“Os melhores médicos de São Paulo.” O título da reportagem de capa da revista da Folha de S.Paulo deste fim de semana acertou em cheio, mesmo que não tenha tido essa intenção, ao usar a palavra "médico" no masculino: uma eleição entre profissionais da categoria teve 27 homens como vencedores em diversas áreas de especialidades da medicina. E nenhuma mulher.
A eleição foi questionada nas redes sociais. “O resultado muito provavelmente tem viés do tipo de público entrevistado”, diz a neurocirurgiã Paula Annunciato, que pergunta: “As pessoas ouvidas são jovens? Têm mais tempo de carreira? Quantos homens eram? E quantas mulheres?”.
A Folha afirmou, em um post no seu blog de saúde, que o instituto de pesquisa Datafolha ouviu 822 médicos, e 34% deles eram mulheres. A idade média dos médicos, que votaram por telefone após serem sorteados, é de 52 anos. A idade média dos vencedores, todos homens, é de 69 anos.
"Quase todos os citados são professores das principais faculdades de medicina de São Paulo. Quando houver mais professoras doutoras, teremos mais mulheres sendo citadas", diz Mauro Paulino, diretor-geral do Datafolha.
"Entre os médicos mais velhos, ou seja, que chegaram numa posição de reconhecimento em que são citáveis, a maioria esmagadora é homem (68% entre os 50+, 76% entre os 60+, que são os campeões). Daqui a uns 15, 20 anos, teremos mais mulheres no ranking", afirma Paulino.
Não é a primeira vez que homens monopolizam um ranking de excelência. Em outubro de 2009, a Veja São Paulo publicou uma lista que chamou de “Os Melhores Especialistas”. A revista convidou 110 médicos para votarem nos melhores expoentes de 21 especialidades. Como houve dois empates, foram eleitos 23 nomes. Todos masculinos.
Em março de 2018, a mesma Veja São Paulo fez outra matéria, com o título “Quanto custa a consulta de médicos que são referências no país”. Os 12 médicos apontados eram, de novo, homens. Procurada, a Veja SP não quis se manifestar.
Além das revistas, os rankings também eram feitos em livros. E também eram o reinado de homens. O último “Anuário Análise Saúde”, publicado em 2013, tinha resultado desproporcional. Dos 2.000 profissionais eleitos, 83% eram homens, e 17% eram mulheres. O anuário anterior, de 2010, tinha 16% de mulheres.
Silvana Quaglio, da editora Análise Editorial, responsável pelo guia, afirma que parou de produzir o anuário após pressão de entidades de classe médicas que consideravam a prática anti-ética.

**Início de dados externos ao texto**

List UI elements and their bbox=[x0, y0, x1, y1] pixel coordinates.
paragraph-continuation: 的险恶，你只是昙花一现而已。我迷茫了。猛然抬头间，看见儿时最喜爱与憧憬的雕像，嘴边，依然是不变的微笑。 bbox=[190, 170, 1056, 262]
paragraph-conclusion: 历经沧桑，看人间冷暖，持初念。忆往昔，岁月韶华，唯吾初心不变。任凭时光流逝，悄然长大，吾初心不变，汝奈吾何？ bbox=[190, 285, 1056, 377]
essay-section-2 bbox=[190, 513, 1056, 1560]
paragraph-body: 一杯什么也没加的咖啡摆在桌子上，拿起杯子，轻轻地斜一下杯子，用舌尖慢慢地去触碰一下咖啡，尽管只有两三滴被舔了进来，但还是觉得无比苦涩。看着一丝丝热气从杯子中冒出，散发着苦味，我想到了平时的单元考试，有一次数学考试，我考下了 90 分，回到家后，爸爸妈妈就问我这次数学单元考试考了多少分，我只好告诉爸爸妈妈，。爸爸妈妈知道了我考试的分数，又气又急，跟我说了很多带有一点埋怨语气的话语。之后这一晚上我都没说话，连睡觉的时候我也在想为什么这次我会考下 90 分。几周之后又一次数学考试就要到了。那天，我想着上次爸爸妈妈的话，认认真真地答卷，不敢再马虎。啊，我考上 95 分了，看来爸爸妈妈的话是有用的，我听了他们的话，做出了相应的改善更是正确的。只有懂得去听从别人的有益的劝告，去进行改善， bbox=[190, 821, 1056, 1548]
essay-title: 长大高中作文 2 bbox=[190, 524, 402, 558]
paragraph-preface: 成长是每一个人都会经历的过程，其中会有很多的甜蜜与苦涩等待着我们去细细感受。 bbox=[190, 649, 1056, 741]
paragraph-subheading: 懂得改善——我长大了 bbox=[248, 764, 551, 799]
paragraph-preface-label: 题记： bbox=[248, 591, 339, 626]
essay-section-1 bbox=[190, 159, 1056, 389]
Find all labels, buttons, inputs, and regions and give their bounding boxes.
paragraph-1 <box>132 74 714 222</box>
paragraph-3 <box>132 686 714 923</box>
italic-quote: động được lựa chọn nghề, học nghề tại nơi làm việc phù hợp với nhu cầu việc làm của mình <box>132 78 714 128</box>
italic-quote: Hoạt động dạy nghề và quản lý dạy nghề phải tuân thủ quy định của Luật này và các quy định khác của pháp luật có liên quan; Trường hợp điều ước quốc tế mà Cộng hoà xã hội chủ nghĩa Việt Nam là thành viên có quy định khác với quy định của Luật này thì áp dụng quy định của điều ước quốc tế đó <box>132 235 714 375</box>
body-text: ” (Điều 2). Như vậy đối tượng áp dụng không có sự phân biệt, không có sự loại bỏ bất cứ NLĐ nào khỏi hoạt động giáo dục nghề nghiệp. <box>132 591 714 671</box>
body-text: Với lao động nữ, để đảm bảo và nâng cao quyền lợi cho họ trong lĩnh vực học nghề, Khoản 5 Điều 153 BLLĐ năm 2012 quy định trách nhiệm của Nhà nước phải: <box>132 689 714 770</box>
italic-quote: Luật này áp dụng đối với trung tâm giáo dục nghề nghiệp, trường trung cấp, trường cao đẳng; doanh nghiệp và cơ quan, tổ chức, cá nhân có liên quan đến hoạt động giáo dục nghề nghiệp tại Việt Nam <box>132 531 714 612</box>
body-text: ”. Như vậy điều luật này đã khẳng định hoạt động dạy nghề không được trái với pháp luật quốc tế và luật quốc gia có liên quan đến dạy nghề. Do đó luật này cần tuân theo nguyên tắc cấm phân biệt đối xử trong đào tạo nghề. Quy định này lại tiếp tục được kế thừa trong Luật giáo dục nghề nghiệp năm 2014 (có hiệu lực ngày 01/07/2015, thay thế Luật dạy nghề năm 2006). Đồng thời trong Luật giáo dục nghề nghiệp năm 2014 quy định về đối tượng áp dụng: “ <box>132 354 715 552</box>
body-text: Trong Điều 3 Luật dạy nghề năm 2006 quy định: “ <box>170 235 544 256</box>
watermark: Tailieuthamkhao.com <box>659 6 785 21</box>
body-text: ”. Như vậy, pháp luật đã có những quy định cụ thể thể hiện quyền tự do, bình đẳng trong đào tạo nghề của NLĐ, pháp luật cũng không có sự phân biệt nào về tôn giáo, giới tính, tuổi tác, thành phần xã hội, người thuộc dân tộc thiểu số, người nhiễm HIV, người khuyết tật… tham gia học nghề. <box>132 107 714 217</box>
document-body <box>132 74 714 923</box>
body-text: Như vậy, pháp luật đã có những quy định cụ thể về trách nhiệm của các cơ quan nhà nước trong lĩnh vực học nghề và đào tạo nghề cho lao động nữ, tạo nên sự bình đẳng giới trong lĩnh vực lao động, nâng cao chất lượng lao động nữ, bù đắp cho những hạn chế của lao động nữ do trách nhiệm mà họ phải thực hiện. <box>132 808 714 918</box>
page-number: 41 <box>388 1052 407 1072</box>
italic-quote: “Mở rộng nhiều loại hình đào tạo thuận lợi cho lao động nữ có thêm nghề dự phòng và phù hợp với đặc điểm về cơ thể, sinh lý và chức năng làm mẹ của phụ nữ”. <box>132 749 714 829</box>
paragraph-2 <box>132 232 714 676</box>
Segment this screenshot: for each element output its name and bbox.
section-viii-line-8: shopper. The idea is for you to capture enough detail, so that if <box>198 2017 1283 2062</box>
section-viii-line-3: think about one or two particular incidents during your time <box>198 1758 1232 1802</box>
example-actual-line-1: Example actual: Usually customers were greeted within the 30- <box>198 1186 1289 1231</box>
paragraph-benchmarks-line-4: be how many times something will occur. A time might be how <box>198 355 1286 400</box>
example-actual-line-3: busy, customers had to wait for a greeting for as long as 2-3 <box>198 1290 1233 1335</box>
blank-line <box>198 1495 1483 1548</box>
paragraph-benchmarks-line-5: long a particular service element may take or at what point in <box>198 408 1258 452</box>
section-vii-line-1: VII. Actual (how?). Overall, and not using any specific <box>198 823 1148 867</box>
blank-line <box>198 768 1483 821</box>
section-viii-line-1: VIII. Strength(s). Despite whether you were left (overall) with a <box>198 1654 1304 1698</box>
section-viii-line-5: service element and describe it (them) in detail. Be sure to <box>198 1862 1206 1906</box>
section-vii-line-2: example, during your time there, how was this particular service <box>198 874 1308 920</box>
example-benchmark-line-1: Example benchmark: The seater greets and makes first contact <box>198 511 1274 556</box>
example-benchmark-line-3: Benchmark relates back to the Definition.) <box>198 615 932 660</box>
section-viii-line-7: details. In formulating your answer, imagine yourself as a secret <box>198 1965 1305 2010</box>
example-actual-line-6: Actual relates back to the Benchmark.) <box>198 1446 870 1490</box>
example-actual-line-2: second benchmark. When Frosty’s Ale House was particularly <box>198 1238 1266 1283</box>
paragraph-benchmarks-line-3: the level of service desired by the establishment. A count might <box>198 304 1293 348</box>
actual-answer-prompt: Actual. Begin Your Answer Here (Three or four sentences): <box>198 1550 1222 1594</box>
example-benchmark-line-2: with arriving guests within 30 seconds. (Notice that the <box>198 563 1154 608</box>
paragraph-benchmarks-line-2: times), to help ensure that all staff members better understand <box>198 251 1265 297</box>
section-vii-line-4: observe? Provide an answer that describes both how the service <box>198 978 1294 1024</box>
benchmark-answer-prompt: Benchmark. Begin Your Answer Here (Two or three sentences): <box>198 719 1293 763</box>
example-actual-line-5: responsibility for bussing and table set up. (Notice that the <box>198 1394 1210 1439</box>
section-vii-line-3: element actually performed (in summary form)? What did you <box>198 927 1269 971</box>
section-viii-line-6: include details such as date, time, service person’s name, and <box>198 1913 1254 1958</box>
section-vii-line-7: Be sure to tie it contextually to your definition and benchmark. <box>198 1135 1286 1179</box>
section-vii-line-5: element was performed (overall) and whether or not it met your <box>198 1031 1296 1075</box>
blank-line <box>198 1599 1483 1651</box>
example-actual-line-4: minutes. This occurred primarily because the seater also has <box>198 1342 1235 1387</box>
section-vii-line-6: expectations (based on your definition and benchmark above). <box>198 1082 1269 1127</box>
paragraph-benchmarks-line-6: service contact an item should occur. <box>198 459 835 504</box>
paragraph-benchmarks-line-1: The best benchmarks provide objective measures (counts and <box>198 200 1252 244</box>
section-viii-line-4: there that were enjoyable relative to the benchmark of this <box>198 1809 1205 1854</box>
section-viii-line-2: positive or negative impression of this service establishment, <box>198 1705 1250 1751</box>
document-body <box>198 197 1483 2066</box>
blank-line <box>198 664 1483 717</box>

“Mas há vontade de voltar”, ela diz. E, caso houvesse um anuário 2019, Quaglio acredita que ele seria mais feminino. Mesmo que pouco: “A gente veria uma mudança gradual, ainda que não profunda, que é mais ou menos o que vemos entre os advogados. Está aumentando a representação feminina no anuário de advogados. É lento, é gradual, até pela característica dessas profissões”.
O Conselho Regional de Medicina do Estado de São Paulo, que por anos condenou o ranqueamento de médicos, disse que vai divulgar uma nota sobre as listas mais recentes. Quando essa posição for emitida, ela será incluída neste post.
Elas crescem
Nenhum desses rankings é fiel à proporção de gênero na profissão. As mulheres representam 45,6% dos médicos do Brasil, aponta a pesquisa Demografia Médica 2018, da Faculdade de Medicina da Universidade de São Paulo.
Mulheres são maioria nas faculdades de medicina desde 2004, mostram dados do Censo da Educação Superior. E elas estão chegando ao mercado. Em 2009, passou a haver mais mulheres se registrando a cada ano nos Conselhos Regionais de Medicina do que homens. Em algumas faixas etárias, elas já são maioria: há mais médicas até 29 anos (57,4%) e de 30 a 34 anos (53,7%) do que médicos.
Para se ter uma ideia do crescimento, em 1980, elas eram 23,5% dos médicos. Em 1990, esse número foi para 30,8%. Em 2000, eram 35,8%.
Hoje, 45,6% dos médicos são mulheres. Mas elas continuam ausentes nos rankings de melhores profissionais.